Background and Aim: Dromedary camels exhibit unique immune adaptations that enable survival in harsh environments with high microbial exposure. However, the cellular mechanisms underpinning their innate immune responses, particularly oxidative respiratory bursts, remain underexplored. This study aimed to investigate the kinetics of reactive oxygen species (ROS) production in camel leukocytes in response to selected bacterial and fungal pathogens and to assess the effect of serum opsonization on ROS generation.
Materials and Methods: Whole blood from six clinically healthy female dromedary camels was stimulated with opsonized and non-opsonized Staphylococcus aureus, Pseudomonas aeruginosa, Escherichia coli, Klebsiella pneumoniae (three strains), and Candida albicans. Luminol-enhanced chemiluminescence (CL) assays were used to quantify ROS production over a 3-h period. Colony-forming units were evaluated to confirm microbial viability post-opsonization. Key ROS metrics included area under the curve, peak emission (relative light unit), and time to peak.
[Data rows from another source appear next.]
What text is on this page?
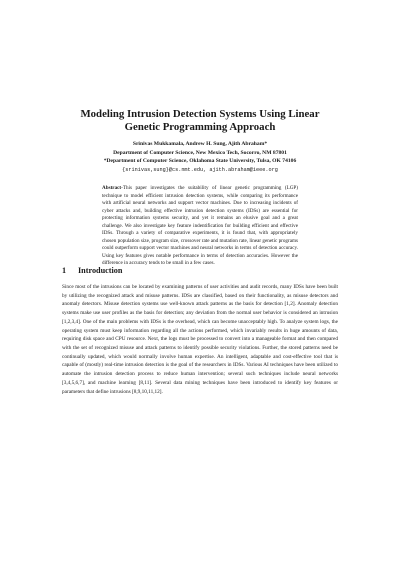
Modeling Intrusion Detection Systems Using Linear
Genetic Programming Approach
Srinivas Mukkamala, Andrew H. Sung, Ajith Abraham*
Department of Computer Science, New Mexico Tech, Socorro, NM 87801
*Department of Computer Science, Oklahoma State University, Tulsa, OK 74106
{srinivas,sung}@cs.nmt.edu, ajith.abraham@ieee.org

Abstract-This paper investigates the suitability of linear genetic programming (LGP) technique to model efficient intrusion detection systems, while comparing its performance with artificial neural networks and support vector machines. Due to increasing incidents of cyber attacks and, building effective intrusion detection systems (IDSs) are essential for protecting information systems security, and yet it remains an elusive goal and a great challenge. We also investigate key feature indentification for building efficient and effective IDSs. Through a variety of comparative experiments, it is found that, with appropriately chosen population size, program size, crossover rate and mutation rate, linear genetic programs could outperform support vector machines and neural networks in terms of detection accuracy. Using key features gives notable performance in terms of detection accuracies. However the difference in accuracy tends to be small in a few cases.

1 Introduction

Since most of the intrusions can be located by examining patterns of user activities and audit records, many IDSs have been built by utilizing the recognized attack and misuse patterns. IDSs are classified, based on their functionality, as misuse detectors and anomaly detectors. Misuse detection systems use well-known attack patterns as the basis for detection [1,2]. Anomaly detection systems make use user profiles as the basis for detection; any deviation from the normal user behavior is considered an intrusion [1,2,3,4]. One of the main problems with IDSs is the overhead, which can become unacceptably high. To analyze system logs, the operating system must keep information regarding all the actions performed, which invariably results in huge amounts of data, requiring disk space and CPU resource. Next, the logs must be processed to convert into a manageable format and then compared with the set of recognized misuse and attack patterns to identify possible security violations. Further, the stored patterns need be continually updated, which would normally involve human expertise. An intelligent, adaptable and cost-effective tool that is capable of (mostly) real-time intrusion detection is the goal of the researchers in IDSs. Various AI techniques have been utilized to automate the intrusion detection process to reduce human intervention; several such techniques include neural networks [3,4,5,6,7], and machine learning [8,11]. Several data mining techniques have been introduced to identify key features or parameters that define intrusions [8,9,10,11,12].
Results: Camel neutrophils demonstrated distinct pathogen-specific ROS kinetics. P. aeruginosa and K. pneumoniae 1705 elicited the highest total ROS on serum opsonization, whereas S. aureus and C. albicans showed minimal ROS induction. E. coli failed to induce a measurable ROS response. Serum opsonization significantly enhanced total ROS production and shortened peak response time for K. pneumoniae strains. In contrast, it reduced total ROS output for S. aureus and C. albicans without significantly affecting their peak kinetics.
Conclusion: This study provides the first comprehensive analysis of microbial-specific ROS production in camel whole blood using a luminol-based CL assay. The findings underscore the variability in camel innate immune responses to different pathogens and highlight the modulatory role of serum opsonization. These insights could inform future strategies in camel immunotherapy, vaccine development, and disease diagnostics.
          
Keywords: Camelus dromedaries, luminol chemiluminescence, microbial pathogens, neutrophils, oxidative burst, reactive oxygen species, serum opsonization.